Dep _max ＝Max[Dep _{c_1} ,Dep _{c_2} ,…,Dep _{c_z} ]

wherein ,Dep_max The maximum value of the dependence degree of the method to be reconstructed and the class corresponding to the method to be reconstructed is represented, max (·) represents the maximum value in the collection, and the class corresponding to the maximum value is the target class to which the method to be reconstructed needs to be moved;

the reconstruction result is a target class, if the target class is the inclusion class of the method to be reconstructed, the method and the inclusion class are not characterized by bad taste, and the method moving operation is not needed; if this target class is not the inclusion class of the method to be reconstituted, indicating that the method and such presence of characteristics is bad tasting, it is necessary to move the method into the target class to eliminate the characteristics from being attached, and complete the reconstitution.

2. The method for feature attachment reconstruction based on code multi-level call correlation as claimed in claim 1, wherein in step 1, a piece of data to be reconstructed comprises a method to be reconstructed M, a class and a plurality of candidate classes;

for each class in the piece of data to be reconstructed, the method comprises the following steps:

for the codes of the classes, the codes are sliced by taking the method as a unit, N methods are contained in class, static methods, get/set methods and construction methods are deleted, and m methods are left after one class is screened:

class＝[m ₁ ,m ₂ ,…,m _m ]

extracting a method shape parameter, a method return value return, other method names, attribute names and class names call called inside a method body of any one of m methods, which are commonly called as attributes of the methods;

defining a method shape parameter and a method return value as a method interaction relation, and defining other method names, attribute names and class names called in the method body as a method calling relation; wherein a is _ji The i-th attribute of the j-th method in the class is represented, the value range of the subscript j is 1 to m, the value range of the subscript i is 1 to n, the attribute set of the j-th method in the class is method_j, and the method comprises the following steps:

method_j＝[parameter _j ,return _j ,call _j ]＝[a _j1 ,a _j2 ,…,a _jn ]

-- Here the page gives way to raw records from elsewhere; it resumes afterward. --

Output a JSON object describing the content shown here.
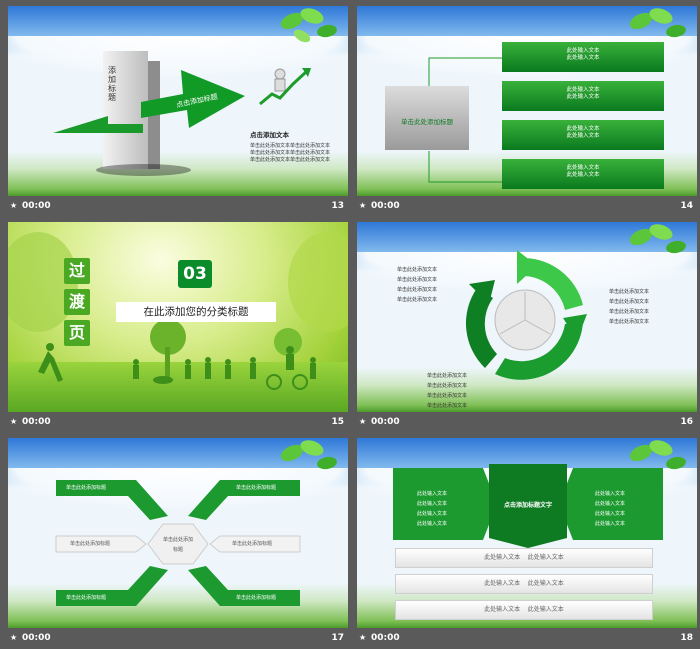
{
  "thumbnails": [
    {
      "time": "00:00",
      "number": "13",
      "big_label": "添加标题",
      "arrow_label": "点击添加标题",
      "heading": "点击添加文本",
      "lines": [
        "单击此处添加文本",
        "单击此处添加文本",
        "单击此处添加文本",
        "单击此处添加文本",
        "单击此处添加文本",
        "单击此处添加文本"
      ]
    },
    {
      "time": "00:00",
      "number": "14",
      "left_label": "单击此处添加标题",
      "boxes": [
        [
          "此处输入文本",
          "此处输入文本"
        ],
        [
          "此处输入文本",
          "此处输入文本"
        ],
        [
          "此处输入文本",
          "此处输入文本"
        ],
        [
          "此处输入文本",
          "此处输入文本"
        ]
      ]
    },
    {
      "time": "00:00",
      "number": "15",
      "vertical_chars": [
        "过",
        "渡",
        "页"
      ],
      "section_number": "03",
      "section_title": "在此添加您的分类标题"
    },
    {
      "time": "00:00",
      "number": "16",
      "labels_top_left": [
        "单击此处添加文本",
        "单击此处添加文本",
        "单击此处添加文本",
        "单击此处添加文本"
      ],
      "labels_right": [
        "单击此处添加文本",
        "单击此处添加文本",
        "单击此处添加文本",
        "单击此处添加文本"
      ],
      "labels_bottom": [
        "单击此处添加文本",
        "单击此处添加文本",
        "单击此处添加文本",
        "单击此处添加文本"
      ]
    },
    {
      "time": "00:00",
      "number": "17",
      "green_labels": [
        "单击此处添加标题",
        "单击此处添加标题",
        "单击此处添加标题",
        "单击此处添加标题"
      ],
      "white_labels": [
        "单击此处添加标题",
        "单击此处添加标题"
      ],
      "center": [
        "单击此处添加",
        "标题"
      ]
    },
    {
      "time": "00:00",
      "number": "18",
      "center_label": "点击添加标题文字",
      "left_lines": [
        "此处输入文本",
        "此处输入文本",
        "此处输入文本",
        "此处输入文本"
      ],
      "right_lines": [
        "此处输入文本",
        "此处输入文本",
        "此处输入文本",
        "此处输入文本"
      ],
      "rows": [
        "此处输入文本    此处输入文本",
        "此处输入文本    此处输入文本",
        "此处输入文本    此处输入文本"
      ]
    }
  ],
  "icons": {
    "thumb_marker": "star-icon"
  }
}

wherein, parameter _j Representing the method shape parameter in the j-th method, return _j Representing the return value in the jth method, call _j Representing a method call relation in a j-th method; the above three elements, each element containing a different number of attributes.

3. The method of claim 1, wherein in step 3, the Word embedding function is Word2vec and the dimension of the Word vector is 256.

4. The method of claim 1, wherein in step 10, the dimension of the method vector is 384.

5. The method of claim 1, wherein in step 12, the dimension of the method vector is 384.

6. The method of claim 1, wherein in step 13, vector dimension d is selected 384.